Multinational company Marvell is one of the world’s largest ARM developers and today they are announcing the availability of the SMILE plug computer, in collaboration with Stanford. This is a very small system that looks mostly like a router.
The SMILE system has a Marvell ARMADA 300 system-on-chip (SoC) inside along with a Marvell Avastar 88W8764 Wi-Fi controller and these offer the user two USB 3.0
ports along with two SD card slots and WirelessN.
The ARMADA 300 is a low-power single-issue CPU
operating at 800 MHZ, but a 1 GHz and a 2GHz version are also available.
It has 32 KB level 1, 4-way associative cache and a 256 KB unified 4-way, set-associative level 2 cache.
It can support DDR2 or DDR3 memory with frequencies up to 1066 MHz and also has two Gigabit LAN MACs and support for two PCI-Express slots.

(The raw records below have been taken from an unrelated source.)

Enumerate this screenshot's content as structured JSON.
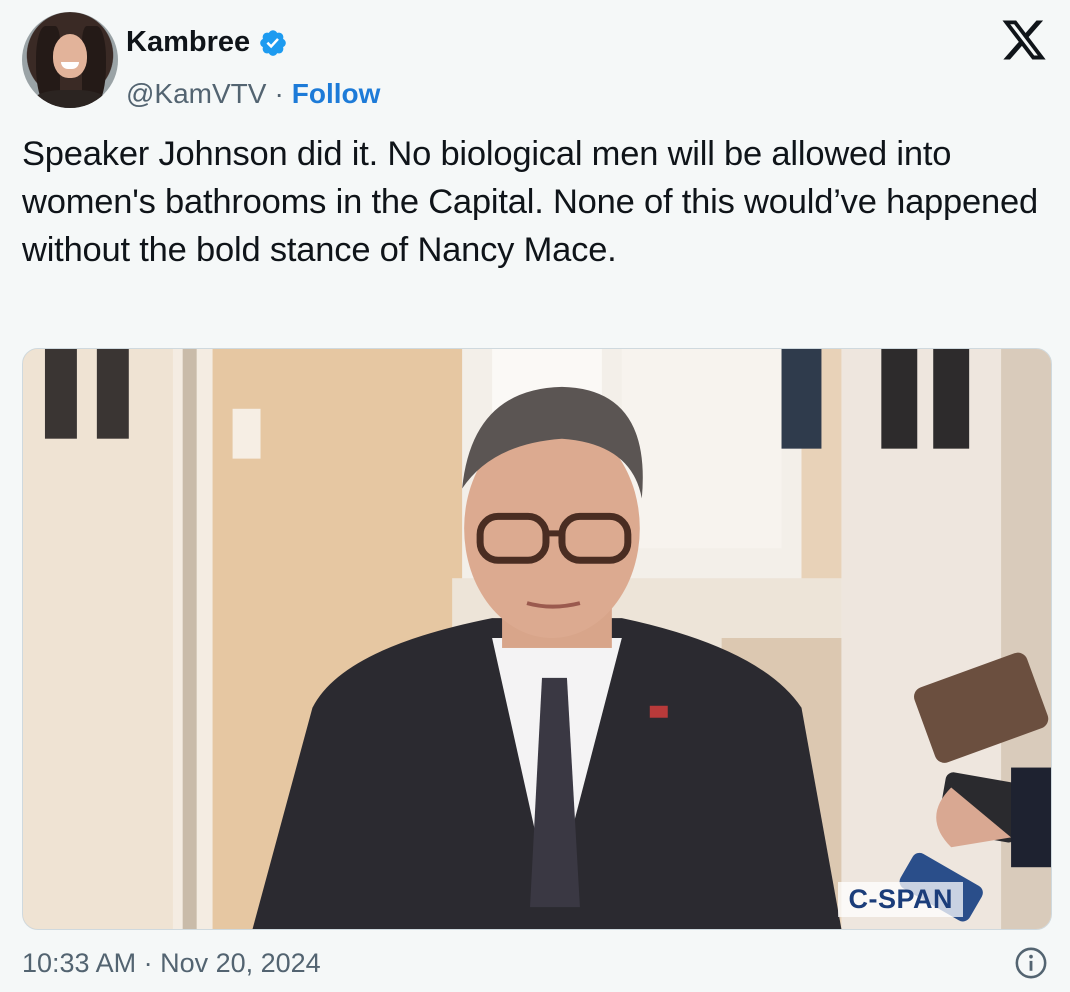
{
  "author": {
    "name": "Kambree",
    "handle": "@KamVTV",
    "separator": "·",
    "follow_label": "Follow",
    "avatar_icon": "profile-photo",
    "verified_icon": "verified-badge-icon",
    "verified_color": "#1d9bf0"
  },
  "platform_icon": "x-logo-icon",
  "tweet": {
    "text": "Speaker Johnson did it. No biological men will be allowed into women's bathrooms in the Capital. None of this would’ve happened without the bold stance of Nancy Mace."
  },
  "media": {
    "watermark": "C-SPAN"
  },
  "footer": {
    "timestamp": "10:33 AM · Nov 20, 2024",
    "info_icon": "info-circle-icon"
  },
  "colors": {
    "follow": "#1d7bd8",
    "secondary_text": "#536471",
    "background": "#f5f8f8"
  }
}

The official description on Marvell’s site mentions USB 2.0 support on the ARMADA 300 family, but the SMILE system has USB 3.0
ports so there might be a new, more advanced ARMADA 300 chip inside the small system.

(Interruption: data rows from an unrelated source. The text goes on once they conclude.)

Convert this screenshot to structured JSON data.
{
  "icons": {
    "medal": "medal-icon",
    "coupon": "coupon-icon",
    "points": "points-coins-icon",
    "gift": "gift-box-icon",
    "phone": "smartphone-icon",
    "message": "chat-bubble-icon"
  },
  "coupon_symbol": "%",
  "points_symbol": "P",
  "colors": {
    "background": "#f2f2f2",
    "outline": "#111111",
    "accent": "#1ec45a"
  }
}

On an interesting note, the system has such modest power consumption that, for areas where power delivery is unstable, it can also come with a small 5 vault battery that will help the system continue working despite any power fluctuations.
The initial announcements talked about an ARMADA 370 SoC and we think that this single-core 2GHz chip is the likely culprit for the interesting abilities of SMILE.
The company advertises SMILE as a media server, home automation computer, remote access system or a micro cloud for the classroom and this is exactly where they’ve collaborated with Stanford.
For those that are interested in acronyms, SMILE is short for Stanford Mobile Inquiry-based Learning Environment.